I found a couple of errors on the boards, both very easy to fix fortunately. I had 4 of them made in case someone else might want to try building one.

Yes, Speakjet chips can be found at SparkFun (and also at, where I got mine) The only variant I know of is has them available in surface-mount form factor.

There is an odd variant of the Speakjet floating around out there, called “Soundgin”. It’s similar, but don’t get this one. The command implementation is much lower-level, meaning you’ll be doing a LOT more coding to get the same results.

Thanks for the tip about the RGB LED indicator. That’s a really sensible idea! Actually, I didn’t give it much thought because the FreqTalk is a free-wheeling MIDI slave, in that it will reset internal counters upon receiving a SONG START message (I think of it as “re-sync”), but the internal counters increment as long as clocks are coming in, regardless of START/STOP/CONTINUE messages. (intentional) Nevertheless, the LED idea is very useful when driving sequence-driven devices.


VERY impressive, especially aesthetically!

Also, you have a very nice voice! You do a great job narrating!

Heh, thanks.

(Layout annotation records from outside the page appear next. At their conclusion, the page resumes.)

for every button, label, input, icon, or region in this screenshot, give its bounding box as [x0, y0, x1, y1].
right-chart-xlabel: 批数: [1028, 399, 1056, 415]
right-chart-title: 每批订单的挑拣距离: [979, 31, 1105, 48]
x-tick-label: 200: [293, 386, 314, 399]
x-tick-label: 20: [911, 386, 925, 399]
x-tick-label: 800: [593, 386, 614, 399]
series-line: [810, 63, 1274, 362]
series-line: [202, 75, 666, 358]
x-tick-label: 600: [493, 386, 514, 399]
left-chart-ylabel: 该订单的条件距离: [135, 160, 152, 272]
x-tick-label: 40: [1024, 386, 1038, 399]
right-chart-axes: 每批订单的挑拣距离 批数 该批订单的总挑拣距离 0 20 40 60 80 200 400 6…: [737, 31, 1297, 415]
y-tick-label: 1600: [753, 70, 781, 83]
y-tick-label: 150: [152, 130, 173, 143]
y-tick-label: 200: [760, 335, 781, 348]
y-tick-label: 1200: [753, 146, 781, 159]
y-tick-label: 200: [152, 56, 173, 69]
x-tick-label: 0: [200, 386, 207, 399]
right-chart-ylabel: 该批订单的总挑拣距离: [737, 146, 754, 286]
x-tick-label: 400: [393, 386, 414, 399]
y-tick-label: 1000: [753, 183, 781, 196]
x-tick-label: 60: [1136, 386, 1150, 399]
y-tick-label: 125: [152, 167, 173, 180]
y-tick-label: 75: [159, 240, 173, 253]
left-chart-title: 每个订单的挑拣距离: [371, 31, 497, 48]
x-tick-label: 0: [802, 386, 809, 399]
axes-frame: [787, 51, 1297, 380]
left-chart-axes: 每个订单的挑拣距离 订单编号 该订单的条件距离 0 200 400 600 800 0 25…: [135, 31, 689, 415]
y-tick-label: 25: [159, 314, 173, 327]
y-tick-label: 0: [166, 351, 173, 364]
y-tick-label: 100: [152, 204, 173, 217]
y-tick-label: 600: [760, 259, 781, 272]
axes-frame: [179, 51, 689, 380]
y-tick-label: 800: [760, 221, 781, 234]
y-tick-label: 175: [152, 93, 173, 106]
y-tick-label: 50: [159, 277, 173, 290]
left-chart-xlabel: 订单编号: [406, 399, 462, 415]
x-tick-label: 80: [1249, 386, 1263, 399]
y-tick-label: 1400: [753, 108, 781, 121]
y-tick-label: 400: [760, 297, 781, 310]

I would have gone into broadcasting years ago if I thought I could make a living out of it. As for the narration, I had to write it all out and read it on camera. I tried to improvise, but it was impossible.

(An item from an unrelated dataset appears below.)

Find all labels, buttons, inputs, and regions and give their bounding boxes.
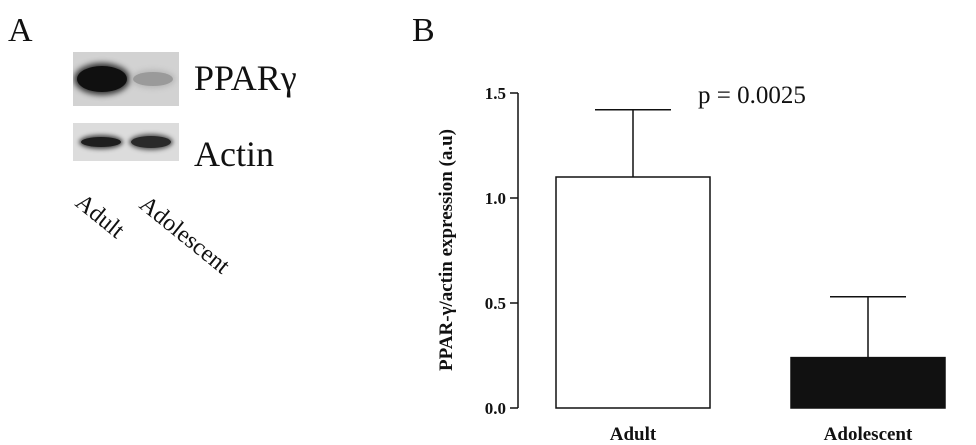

Actually, I'm in the midst of doing an aesthetic upgrade: replacing the old-skool knobs with cylindrical brushed aluminum ones, and replacing the power switch on the rear with a sleeker, more modern looking one. Minor stuff, but the knobs will look cooler and better match the overall feel of the piece.

Next plan: dismantle the old model FreqTalk (the green one) and repurpose the 3 Diecimilas in there for other new things.

I (heart) ARDUINO! :D

3 Diecimilas in there for other new things.



Haha, yeah. When I built that last model, the Diecimila was top of the range, and (a) it didn't have enough I/O for everything I wanted to do, and (b) I didn't know about the Software Serial library (if it indeed existed back then???)

In any case, the original design had one Arduino acting as MIDI parser and serial master, and two other Arduino slaves each controlling one Speakjet chip with it's complement of knobs and buttons.

It seems a bit naff now, I know, but I didn't know about this place back then either. I was conceptualizing in a vacuum and making it up as I went along.

Of course, the Mega changed everything...

Incidentally, I just did a cosmetic upgrade: new knobs (the kind I wanted to use in the first place), and a nicer power switch:

Ooooohhhh :)

Where did you get those new pot knobs from?

I want some like that!

You got any idea of a good supplier for them (to ship to the UK)?


The knobs came from Radio Shack, a generations-old and increasingly crappy consumer electronics shop. When I was a kid, they carried lots of ICs and parts, and now they are a glorified cellphone store with know-nothing clerks.

Those are the knobs I wanted to use in the first place, but they stopped carrying them a couple of years ago...then suddenly (after I finished construction) they had them again.

I don't know if Radio Shack will ship to the UK. RS has a UK shop, but as far as I can tell from their website, they don't appear to carry these knobs. They are $3 for two.

The knobs came from Radio Shack, a generations-old and increasingly crappy consumer electronics shop. When I was a kid, they carried lots of ICs and parts, and now they are a glorified cellphone store with know-nothing clerks.

Yeah, I have heard all about the increasing crappiness of radio shack. Well thanks for the link. That gives me an idea anyway.